Statt eines Vorworts. Fragmente einer Reise nach Tripolis

Ich schloss die Tür und hörte die müden Fußtritte auf der rostigen alten Treppe. Ich blieb eine Weile wie festgenagelt an meinem Platz stehen, Angstschweiß auf der Stirn, bevor ich mit zweifelnden Schritten zum hölzernen Bett ging, das die Hälfte des Hotelzimmers einnahm. Ich spürte das trockene Holz unter meinem Körper knacken. Ich kann mich nicht erinnern, wie viele Augenblicke vergangen waren, ich schwebte zwischen Schlaf und dem blassen Geruch der Erinnerungen. Die unerträgliche Hitze und das Summen einer Fliege, die mich hartnäckig angriff, hinderten mich daran, weiterzuschlafen. Ich sprang auf das Bett und erschlug die Fliege. Müdigkeit lähmte meinen Körper. Ich ging die paar Schritte ans Fenster, öffnete es und zündete mir eine Zigarette an. Mein Blick schweifte über die dunklen Gesichter der Menschen, die vorübergingen. Eine Kutsche fuhr mit großer Geschwindigkeit vorbei. Der Fahrer hieb mit der Peitsche unermüdlich auf das Pferd ein, als ob er alte Rechnungen mit ihm offen hätte. Meine Augen hefteten sich an die kleinen Katzen, die den Müll zerfetzten. Abwesend verfolgte ich den Rauch, den meine Lunge ausspuckte, und ich dachte an die dahinschwindenden Jahre, die nichts von dieser Welt hier verändert hatten. Sie beherbergte die gleichen Gesichter, die gleichen Erinnerungen, die gleiche Trägheit. Sie altert nicht, weil sie alt geboren ist, wie die Menschen, die in einem Moment kommen und gehen.

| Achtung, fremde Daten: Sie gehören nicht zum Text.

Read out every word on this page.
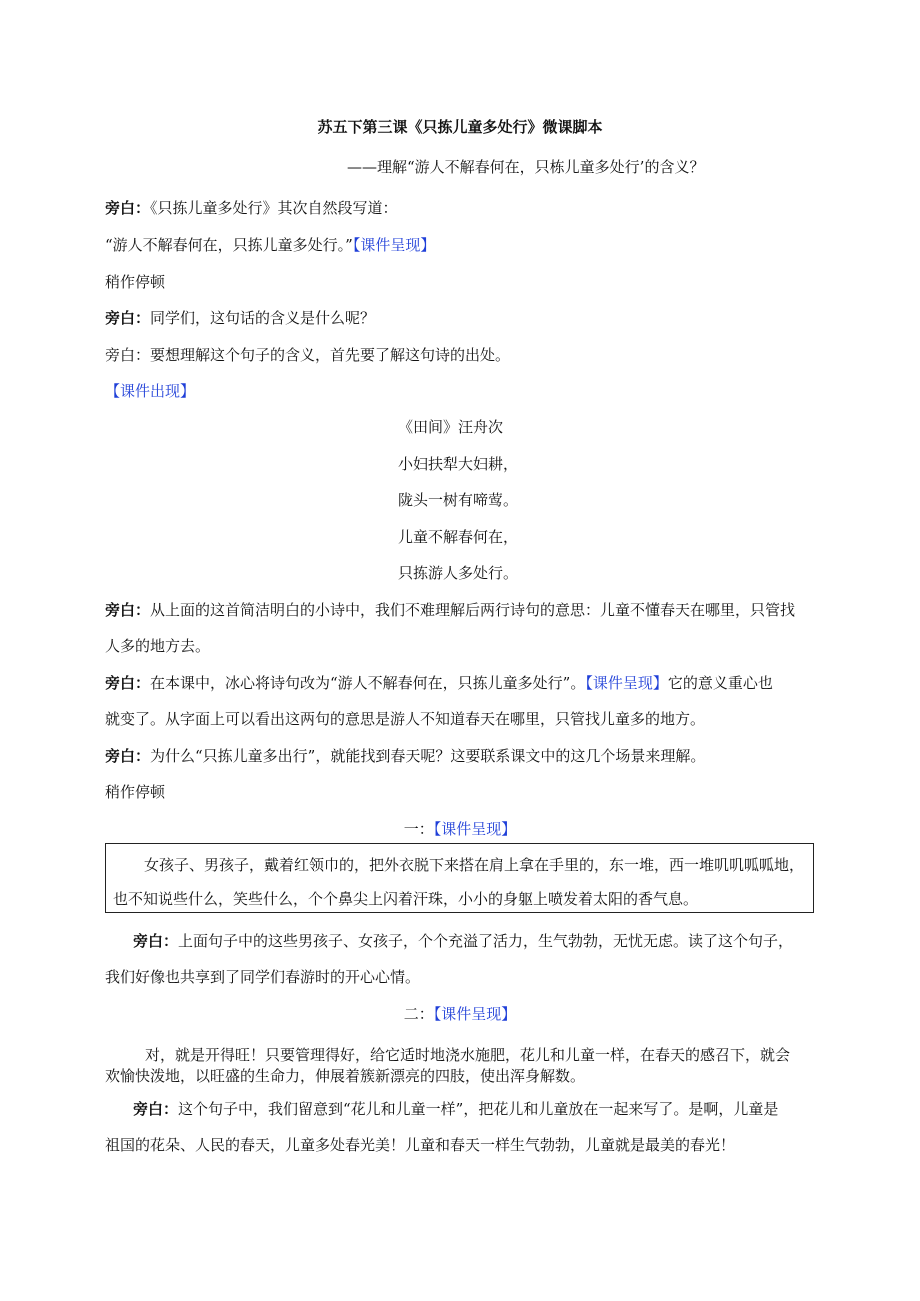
苏五下第三课《只拣儿童多处行》微课脚本
——理解“游人不解春何在，只栋儿童多处行’的含义？
旁白：《只拣儿童多处行》其次自然段写道：
“游人不解春何在，只拣儿童多处行。”【课件呈现】
稍作停顿
旁白：同学们，这句话的含义是什么呢？
旁白：要想理解这个句子的含义，首先要了解这句诗的出处。
【课件出现】
《田间》汪舟次
小妇扶犁大妇耕，
陇头一树有啼莺。
儿童不解春何在，
只拣游人多处行。
旁白：从上面的这首简洁明白的小诗中，我们不难理解后两行诗句的意思：儿童不懂春天在哪里，只管找
人多的地方去。
旁白：在本课中，冰心将诗句改为“游人不解春何在，只拣儿童多处行”。【课件呈现】它的意义重心也
就变了。从字面上可以看出这两句的意思是游人不知道春天在哪里，只管找儿童多的地方。
旁白：为什么“只拣儿童多出行”，就能找到春天呢？这要联系课文中的这几个场景来理解。
稍作停顿
一：【课件呈现】
女孩子、男孩子，戴着红领巾的，把外衣脱下来搭在肩上拿在手里的，东一堆，西一堆叽叽呱呱地，
也不知说些什么，笑些什么，个个鼻尖上闪着汗珠，小小的身躯上喷发着太阳的香气息。
旁白：上面句子中的这些男孩子、女孩子，个个充溢了活力，生气勃勃，无忧无虑。读了这个句子，
我们好像也共享到了同学们春游时的开心心情。
二：【课件呈现】
对，就是开得旺！只要管理得好，给它适时地浇水施肥，花儿和儿童一样，在春天的感召下，就会
欢愉快泼地，以旺盛的生命力，伸展着簇新漂亮的四肢，使出浑身解数。
旁白：这个句子中，我们留意到“花儿和儿童一样”，把花儿和儿童放在一起来写了。是啊，儿童是
祖国的花朵、人民的春天，儿童多处春光美！儿童和春天一样生气勃勃，儿童就是最美的春光！
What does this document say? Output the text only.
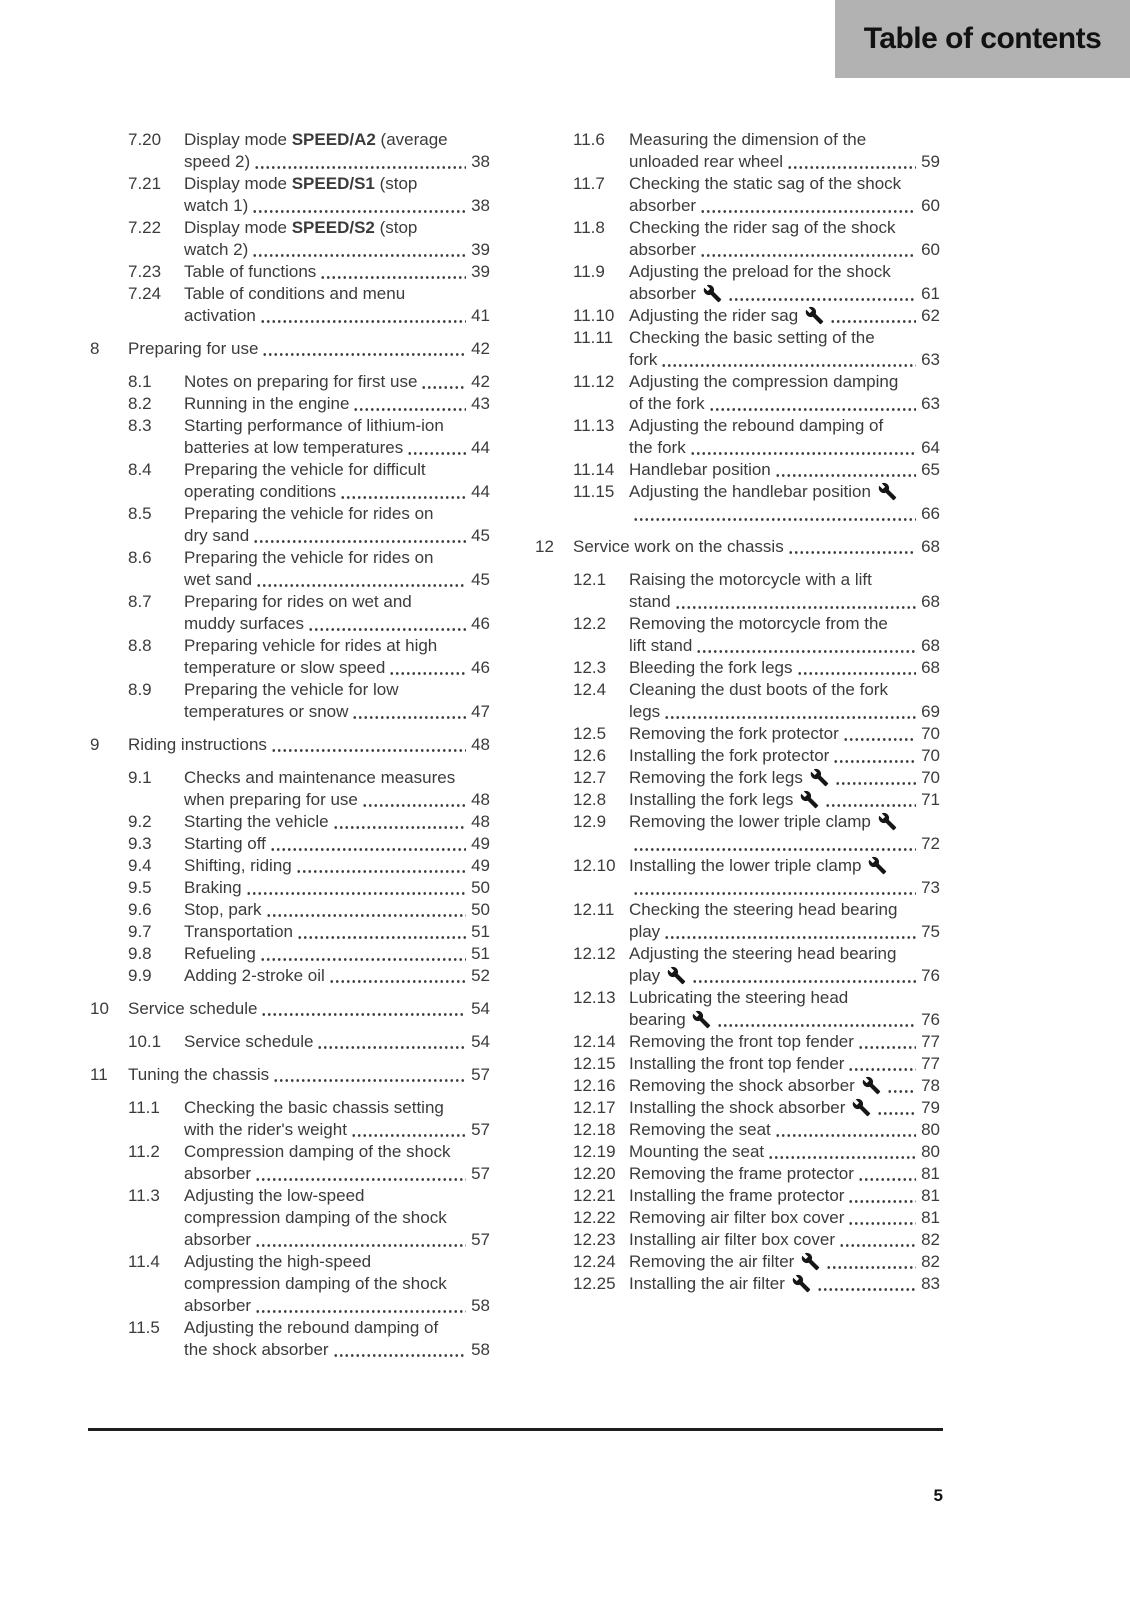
Table of contents
7.20	Display mode SPEED/A2 (average
speed 2)	38
7.21	Display mode SPEED/S1 (stop
watch 1)	38
7.22	Display mode SPEED/S2 (stop
watch 2)	39
7.23	Table of functions	39
7.24	Table of conditions and menu
activation	41
8	Preparing for use	42
8.1	Notes on preparing for first use	42
8.2	Running in the engine	43
8.3	Starting performance of lithium-ion
batteries at low temperatures	44
8.4	Preparing the vehicle for difficult
operating conditions	44
8.5	Preparing the vehicle for rides on
dry sand	45
8.6	Preparing the vehicle for rides on
wet sand	45
8.7	Preparing for rides on wet and
muddy surfaces	46
8.8	Preparing vehicle for rides at high
temperature or slow speed	46
8.9	Preparing the vehicle for low
temperatures or snow	47
9	Riding instructions	48
9.1	Checks and maintenance measures
when preparing for use	48
9.2	Starting the vehicle	48
9.3	Starting off	49
9.4	Shifting, riding	49
9.5	Braking	50
9.6	Stop, park	50
9.7	Transportation	51
9.8	Refueling	51
9.9	Adding 2-stroke oil	52
10	Service schedule	54
10.1	Service schedule	54
11	Tuning the chassis	57
11.1	Checking the basic chassis setting
with the rider's weight	57
11.2	Compression damping of the shock
absorber	57
11.3	Adjusting the low-speed
compression damping of the shock
absorber	57
11.4	Adjusting the high-speed
compression damping of the shock
absorber	58
11.5	Adjusting the rebound damping of
the shock absorber	58
11.6	Measuring the dimension of the
unloaded rear wheel	59
11.7	Checking the static sag of the shock
absorber	60
11.8	Checking the rider sag of the shock
absorber	60
11.9	Adjusting the preload for the shock
absorber	61
11.10 Adjusting the rider sag	62
11.11 Checking the basic setting of the
fork	63
11.12 Adjusting the compression damping
of the fork	63
11.13 Adjusting the rebound damping of
the fork	64
11.14 Handlebar position	65
11.15 Adjusting the handlebar position
66
12	Service work on the chassis	68
12.1	Raising the motorcycle with a lift
stand	68
12.2	Removing the motorcycle from the
lift stand	68
12.3	Bleeding the fork legs	68
12.4	Cleaning the dust boots of the fork
legs	69
12.5	Removing the fork protector	70
12.6	Installing the fork protector	70
12.7	Removing the fork legs	70
12.8	Installing the fork legs	71
12.9	Removing the lower triple clamp
72
12.10 Installing the lower triple clamp
73
12.11 Checking the steering head bearing
play	75
12.12 Adjusting the steering head bearing
play	76
12.13 Lubricating the steering head
bearing	76
12.14 Removing the front top fender	77
12.15 Installing the front top fender	77
12.16 Removing the shock absorber	78
12.17 Installing the shock absorber	79
12.18 Removing the seat	80
12.19 Mounting the seat	80
12.20 Removing the frame protector	81
12.21 Installing the frame protector	81
12.22 Removing air filter box cover	81
12.23 Installing air filter box cover	82
12.24 Removing the air filter	82
12.25 Installing the air filter	83
5
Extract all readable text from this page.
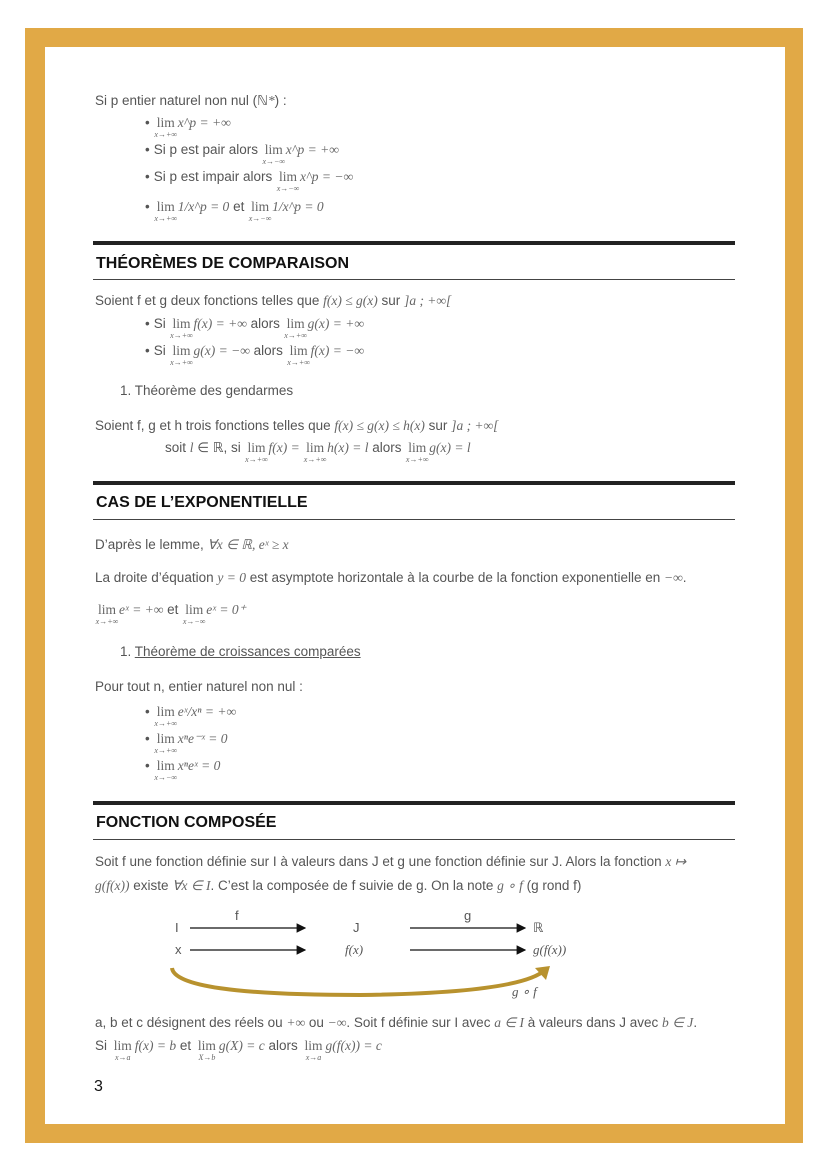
Si p entier naturel non nul (ℕ*) :
• lim
x→+∞
x^p = +∞
• Si p est pair alors lim
x→−∞
x^p = +∞
• Si p est impair alors lim
x→−∞
x^p = −∞
• lim
x→+∞
1/x^p = 0 et lim
x→−∞
1/x^p = 0
Soient f et g deux fonctions telles que f(x) ≤ g(x) sur ]a ; +∞[
• Si lim
x→+∞
f(x) = +∞ alors lim
x→+∞
g(x) = +∞
• Si lim
x→+∞
g(x) = −∞ alors lim
x→+∞
f(x) = −∞
1. Théorème des gendarmes
Soient f, g et h trois fonctions telles que f(x) ≤ g(x) ≤ h(x) sur ]a ; +∞[
soit l ∈ ℝ, si lim
x→+∞
f(x) = lim
x→+∞
h(x) = l alors lim
x→+∞
g(x) = l
D’après le lemme, ∀x ∈ ℝ, eˣ ≥ x
La droite d’équation y = 0 est asymptote horizontale à la courbe de la fonction exponentielle en −∞.
lim
x→+∞
eˣ = +∞ et lim
x→−∞
eˣ = 0⁺
1. Théorème de croissances comparées
Pour tout n, entier naturel non nul :
• lim
x→+∞
eˣ/xⁿ = +∞
• lim
x→+∞
xⁿe⁻ˣ = 0
• lim
x→−∞
xⁿeˣ = 0
Soit f une fonction définie sur I à valeurs dans J et g une fonction définie sur J. Alors la fonction x ↦
g(f(x)) existe ∀x ∈ I. C’est la composée de f suivie de g. On la note g ∘ f (g rond f)
a, b et c désignent des réels ou +∞ ou −∞. Soit f définie sur I avec a ∈ I à valeurs dans J avec b ∈ J.
Si lim
x→a
f(x) = b et lim
X→b
g(X) = c alors lim
x→a
g(f(x)) = c
THÉORÈMES DE COMPARAISON
CAS DE L’EXPONENTIELLE
FONCTION COMPOSÉE
I	J	ℝ
x	f(x)	g(f(x))
f	g
g ∘ f
3
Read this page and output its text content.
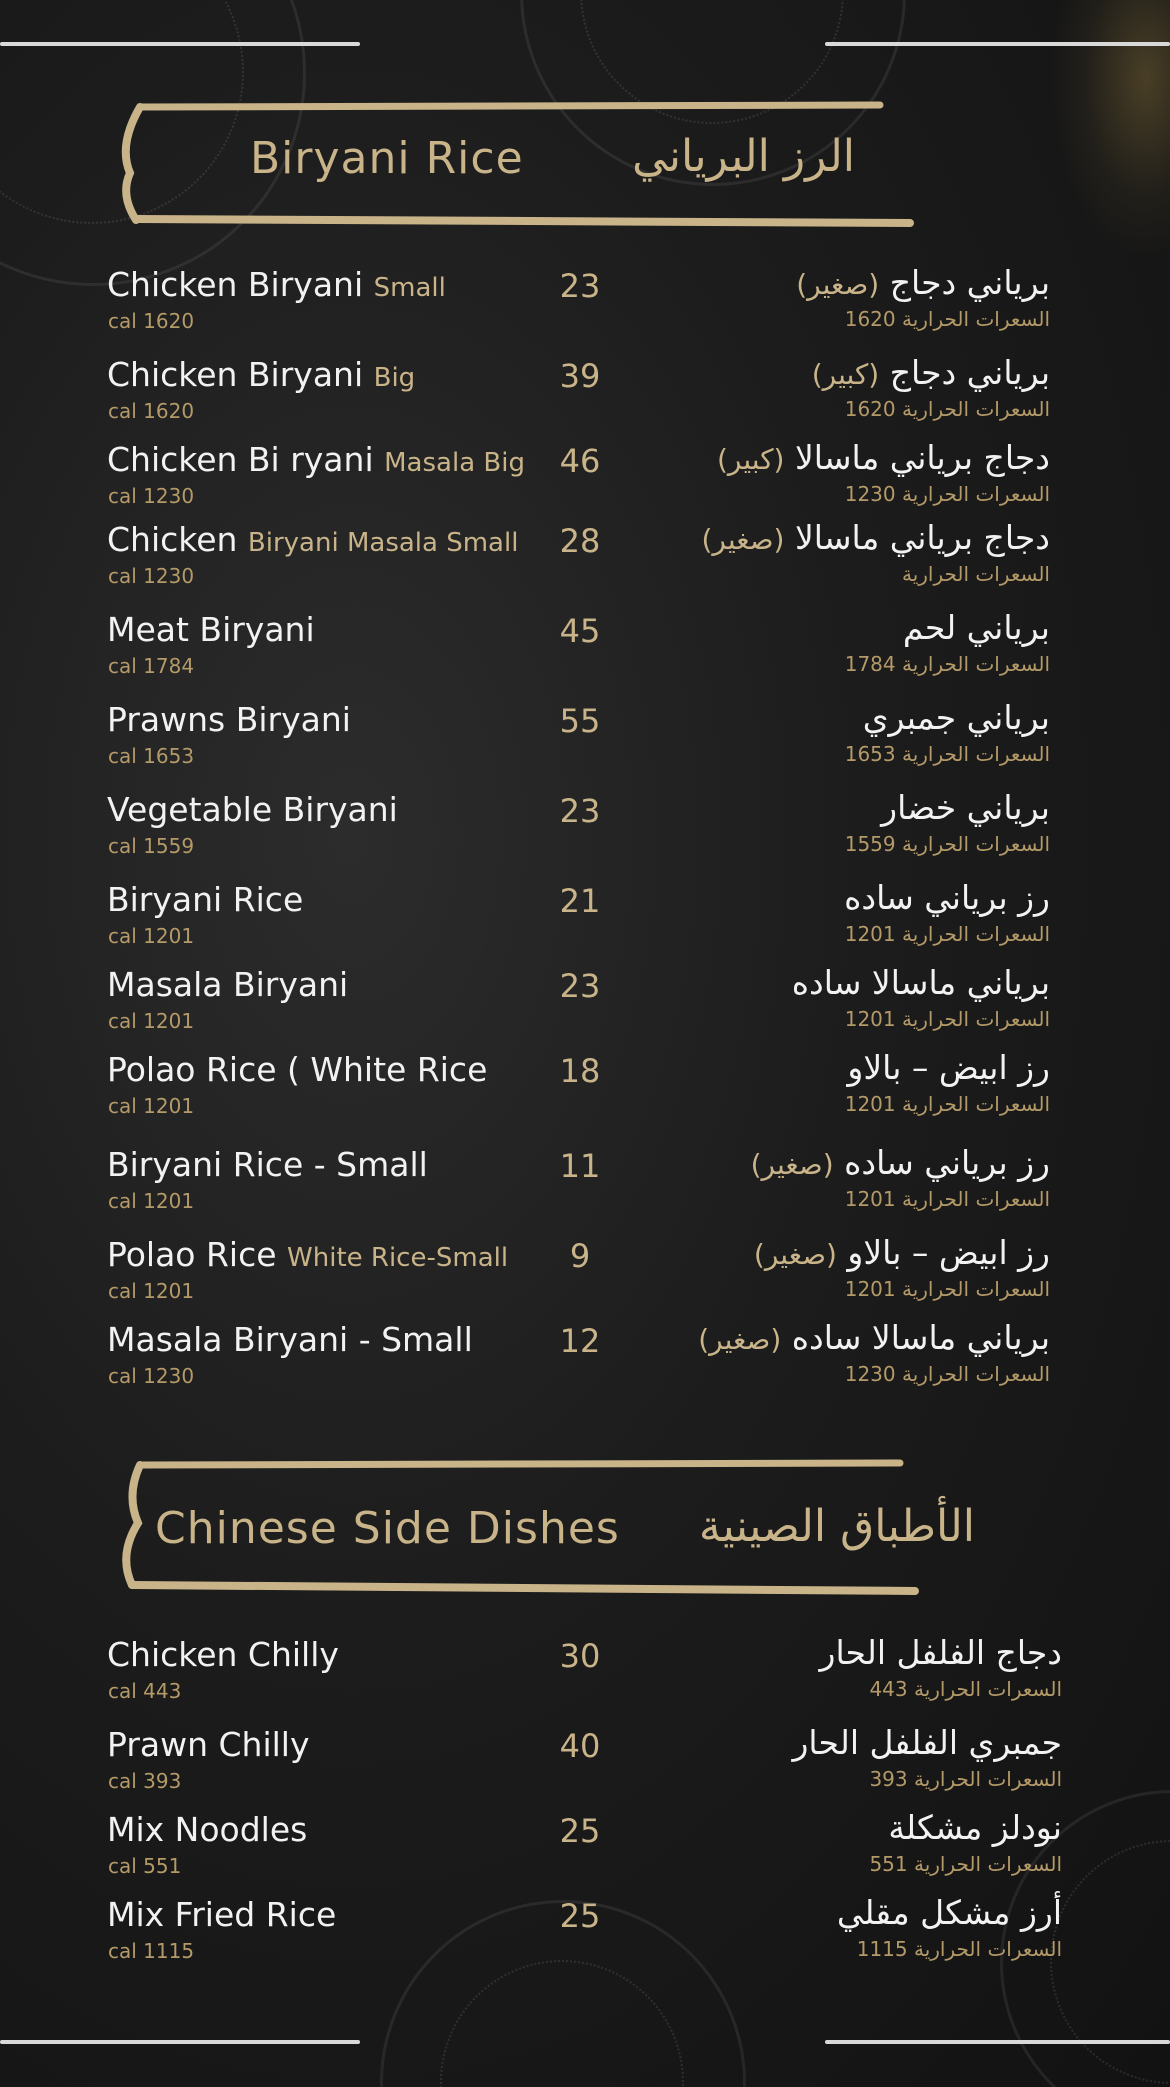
Biryani Rice الرز البرياني
Chicken Biryani Small
cal 1620
23	برياني دجاج (صغير)
السعرات الحرارية 1620
Chicken Biryani Big
cal 1620
39	برياني دجاج (كبير)
السعرات الحرارية 1620
Chicken Bi ryani Masala Big
cal 1230
46	دجاج برياني ماسالا (كبير)
السعرات الحرارية 1230
Chicken Biryani Masala Small
cal 1230
28	دجاج برياني ماسالا (صغير)
السعرات الحرارية
Meat Biryani
cal 1784
45	برياني لحم
السعرات الحرارية 1784
Prawns Biryani
cal 1653
55	برياني جمبري
السعرات الحرارية 1653
Vegetable Biryani
cal 1559
23	برياني خضار
السعرات الحرارية 1559
Biryani Rice
cal 1201
21	رز برياني ساده
السعرات الحرارية 1201
Masala Biryani
cal 1201
23	برياني ماسالا ساده
السعرات الحرارية 1201
Polao Rice ( White Rice
cal 1201
18	رز ابيض – بالاو
السعرات الحرارية 1201
Biryani Rice - Small
cal 1201
11	رز برياني ساده (صغير)
السعرات الحرارية 1201
Polao Rice White Rice-Small
cal 1201
9	رز ابيض – بالاو (صغير)
السعرات الحرارية 1201
Masala Biryani - Small
cal 1230
12	برياني ماسالا ساده (صغير)
السعرات الحرارية 1230
Chinese Side Dishes الأطباق الصينية
Chicken Chilly
cal 443
30	دجاج الفلفل الحار
السعرات الحرارية 443
Prawn Chilly
cal 393
40	جمبري الفلفل الحار
السعرات الحرارية 393
Mix Noodles
cal 551
25	نودلز مشكلة
السعرات الحرارية 551
Mix Fried Rice
cal 1115
25	أرز مشكل مقلي
السعرات الحرارية 1115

Einen Tag später verließ ich das Hotel für einen Spaziergang durch die alten Gassen der Stadt, die ich seit meiner Kindheit genau kenne. Ich kam ans Meer und lehnte mich an die Hafenmauer, meine Augen verfolgten die Schiffe, die das Meer überquerten. Ich habe als Kind davon geträumt, Kapitän zu werden, auf einem Schiff zu arbeiten oder wie meine Vorfahren das Mittelmeer als Pirat in Flammen zu setzen. Ich liebte das Meer über alles. In zwei Tagen werde ich die Stadt meiner Kindheit und Jugend auf der Suche nach meiner Schwester verlassen. Das erste, was ich nach meiner Ankunft getan hatte, war meinen Onkel zu besuchen. Ich hatte immer ein schwieriges Verhältnis zu ihm. Schlimmer noch: Ich war überzeugt, dass er für all das Unglück, das meiner Familie widerfahren war, verantwortlich sei. Ich klopfte an die Tür. Die Tür öffnete sich, und mein Onkel stand da, mit leichenblassem Gesicht. Einige Zeit regungslos, versuchte er vielleicht zu verstehen, welch böse Überraschung vor ihm stand. „Sie ist gegangen. Es war ihre Entscheidung. Ich habe versucht, sie zu halten, aber vergeblich.“

Ich verließ das Haus meines Onkels, zornig und geschwächt zugleich. Ich wusste nicht, was ich tun oder wohin ich gehen sollte. Obdachlos. Kein Freund. Jeder hat sein Exil, seine eigene Flucht gewählt, ohne eine Spur zu hinterlassen. Sie wollten eine Welt verlassen, die sie zu einem langsamen Tod verurteilte. Der Mensch flüchtet nur, jeder sucht seine Flucht nach vorne, sein Vergessen, seine Lebenslüge. Im Hafen hörte ich, dass die Wartezeit für die Einschiffung Stunden dauern sollte. Fast alle Reisenden nach Tripolis waren gezwungen, die Fähre zu nehmen seit der Schließung der Grenze. Der sadistische Herrscher aus dem Nachbarland hatte entschieden, die Grenzen zu schließen, ohne einen Augenblick an das daraus folgende Leid zu denken. Als ob die Schließung der Grenzen Europas nicht genügte. Nichts band mich mehr an diese kranke Welt, auch die Erinnerungen nicht, jede Minute empfand ich als Hölle. Die grausame Sonne, die sprach­losen Gesichter, das Geschrei, das Chaos, alles war mir fremd geworden und unerträglich. Ich erblickte hinter mir eine lange Schlange, die kein Ende nehmen wollte. Ich fühlte mich fremd in meiner eigenen Haut. Ich schleppte mich voran, mit letzter Kraft, mit letztem Atem. Polizisten begannen herumzuschreien und Reisende zu beleidigen, teilweise ohne jeden Anlass. Die Sonne, Fluten von Wut und Hass. Leblos die Gesichter der Reisenden, leblos. Das Meer regungslos. Ich hörte jemanden sagen, das Schiff sei wieder überfüllt, die Hälfte der Reisenden werde in den schmutzigen Gängen schlafen. Saad schien diese Hölle oftmals erlebt zu haben. Er sagte mir, wenn ich zahlte, bekäme ich eine Kabine für mich allein. Ich gab ihm das Geld.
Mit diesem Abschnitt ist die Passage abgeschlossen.